The cellular entry of severe acute respiratory syndrome coronavirus 2 (SARS-CoV-2) involves the association of its receptor binding domain (RBD) with human angiotensin converting enzyme 2 (hACE2) as the first crucial step. Efficient and reliable prediction of RBD-hACE2 binding affinity changes upon amino acid substitutions can be valuable for public health surveillance and monitoring potential spillover and adaptation into non-human species. Here, we introduce a convolutional neural network (CNN) model trained on protein sequence and structural features to predict experimental RBD-hACE2 binding affinities of 8,440 variants upon single and multiple amino acid substitutions in the RBD or ACE2. The model achieves a classification accuracy of 83.28% and a Pearson correlation coefficient of 0.85 between predicted and experimentally calculated binding affinities in five-fold cross-validation tests and predicts improved binding affinity for most circulating variants.
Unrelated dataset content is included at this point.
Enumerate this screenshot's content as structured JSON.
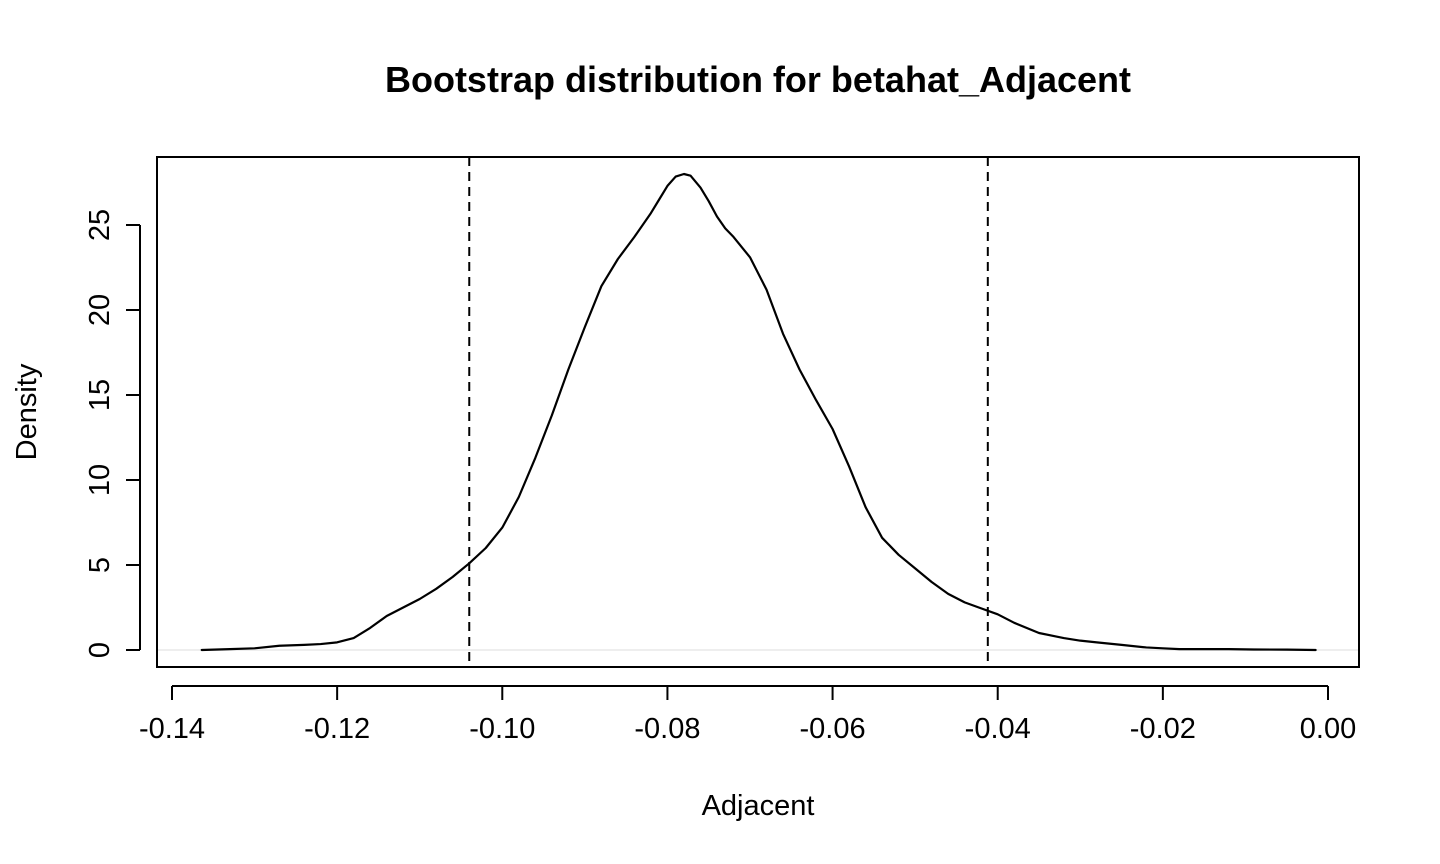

We pro-actively used the CNN model to exhaustively screen for novel RBD variants with combinations of up to four single amino acid substitutions and suggested candidates with the highest improvements in RBD-ACE2 binding affinity for human and animal ACE2 receptors. We found that the binding affinity of RBD variants against animal ACE2s follows similar trends as those against human ACE2. White-tailed deer ACE2 binds to RBD almost as tightly as human ACE2 while cattle, pig, and chicken ACE2s bind weakly. The model allows testing whether adaptation of the virus for increased binding with other animals would cause concomitant increases in binding with hACE2 or decreased fitness due to adaptation to other hosts.
严重急性呼吸综合征冠状病毒2(SARS-CoV-2)的细胞进入过程涉及到其受体结合域(RBD)与人血管紧张素转换酶2(hACE2)的结合,这是第一步关键步骤。高效且可靠地预测氨基酸替换后RBD-hACE2结合亲和力的变化,对于公共卫生监测以及监测病毒向非人类物种的潜在溢出和适应性具有重要价值。在此,我们引入了一种基于蛋白质序列和结构特征训练的卷积神经网络(CNN)模型,用于预测RBD或ACE2中单个和多个氨基酸替换后的8440个变体的实验性RBD-hACE2结合亲和力。在五折交叉验证测试中,该模型的分类准确率达到83.28%,预测结合亲和力与实验计算结合亲和力之间的皮尔逊相关系数为0.85,并预测了大多数流行变体的结合亲和力有所提高。我们积极利用CNN模型全面筛选具有多达四个单氨基酸替换组合的新型RBD变体,并提出了对人类和动物ACE2受体的RBD-ACE2结合亲和力提高最大的候选变体。我们发现RBD变体与动物ACE2的结合亲和力趋势与与人类ACE2的相似。白尾鹿ACE2与RBD结合几乎与人类ACE2一样紧密,而牛、猪和鸡的ACE2结合较弱。该模型能够测试病毒与其他动物结合增加的适应性是否会导致与hACE2结合增加,或者由于对其他宿主的适应性而导致适应性降低。